The latest revelations about the murder of Daphne Caruana Galizia are of great concern, in particular the possible involvement of ministers and political appointees.
In a resolution adopted on Thursday with 635 votes for, 46 against and 12 abstentions, the European Parliament takes stock of developments in the case of Daphne Caruana Galizia and other related investigations, following the testimony of convicted criminal Vincent Muscat.
Expressing deep concern about the possible involvement of ministers and political appointees in the murder case, MEPs urge the government to bring to justice all those implicated in all cases brought to light by the journalist.
MEPs acknowledge the progress made in the murder investigation and other, related cases of corruption and money laundering, “albeit greatly delayed”, and call for the search to go beyond the previous prime minister’s chief of staff, including on possible attempts by public officials to conceal evidence and obstruct investigations and judicial proceedings. All allegations of corruption and fraud should be investigated and prosecuted “with the appropriate rigour and at the appropriate level”, they underline.
There are serious and persistent threats to EU values in the country, including media freedom, judicial and police independence, and the freedom of assembly, though MEPs note that the Government of Malta has made some progress in relation to the rule of law and judicial independence.
The launch of the structural reform project is welcome, they say, given the ‘deep corruption patterns’ identified by the Commission in its 2020 Rule of Law Report.

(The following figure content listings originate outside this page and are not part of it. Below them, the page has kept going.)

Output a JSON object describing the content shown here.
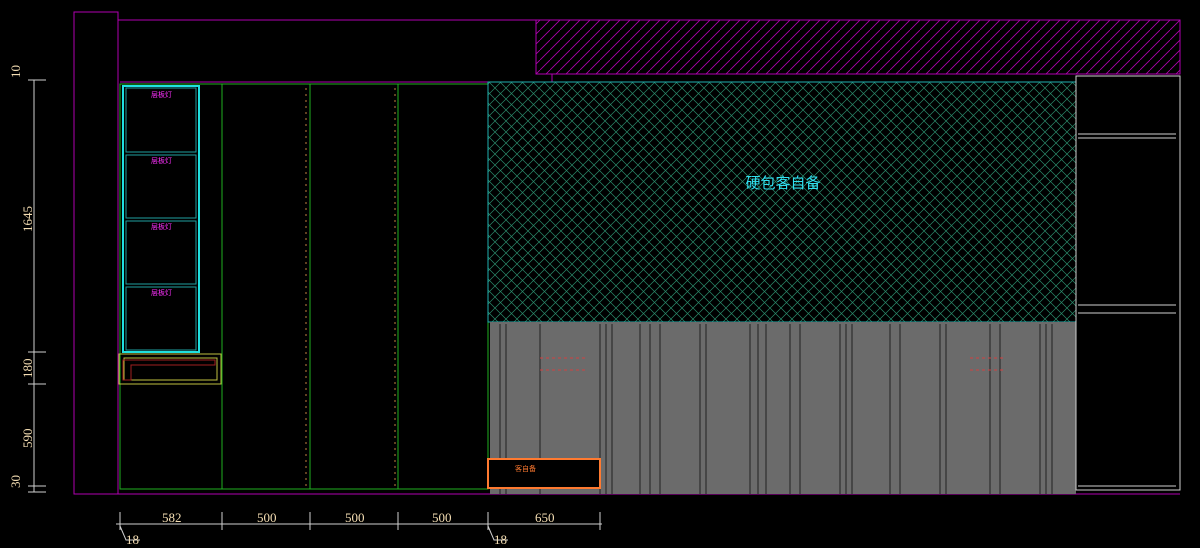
{
  "colors": {
    "wall": "#b000b0",
    "cabinet": "#20b020",
    "shelf": "#20c8c8",
    "accent": "#ff7a30",
    "panel": "#6b6b6b",
    "dim": "#f5deb3"
  },
  "labels": {
    "shelf_lights": [
      "层板灯",
      "层板灯",
      "层板灯",
      "层板灯"
    ],
    "soft_pack": "硬包客自备",
    "cabinet_note": "客自备"
  },
  "dimensions": {
    "vertical": [
      "10",
      "1645",
      "180",
      "590",
      "30"
    ],
    "horizontal": [
      "582",
      "500",
      "500",
      "500",
      "650"
    ],
    "offsets": [
      "18",
      "18"
    ]
  }
}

MEPs acknowledge the steps taken by the Maltese authorities to protect independent journalism, stressing that further improvements are needed, and calling on the Maltese authorities to implement the EU whistle-blower directive.
Parliament is deeply concerned about the harmful impact of citizenship and residence schemes on the integrity of EU citizenship, and reiterates its call on the Maltese government to assure transparency and terminate its schemes.
It is also asking the Commission to propose anti-SLAPP (Strategic Lawsuit Against Public Participation) legislation to protect independent European media from vexatious lawsuits intended to silence or intimidate them – a step that MEPs have been calling for since 2018.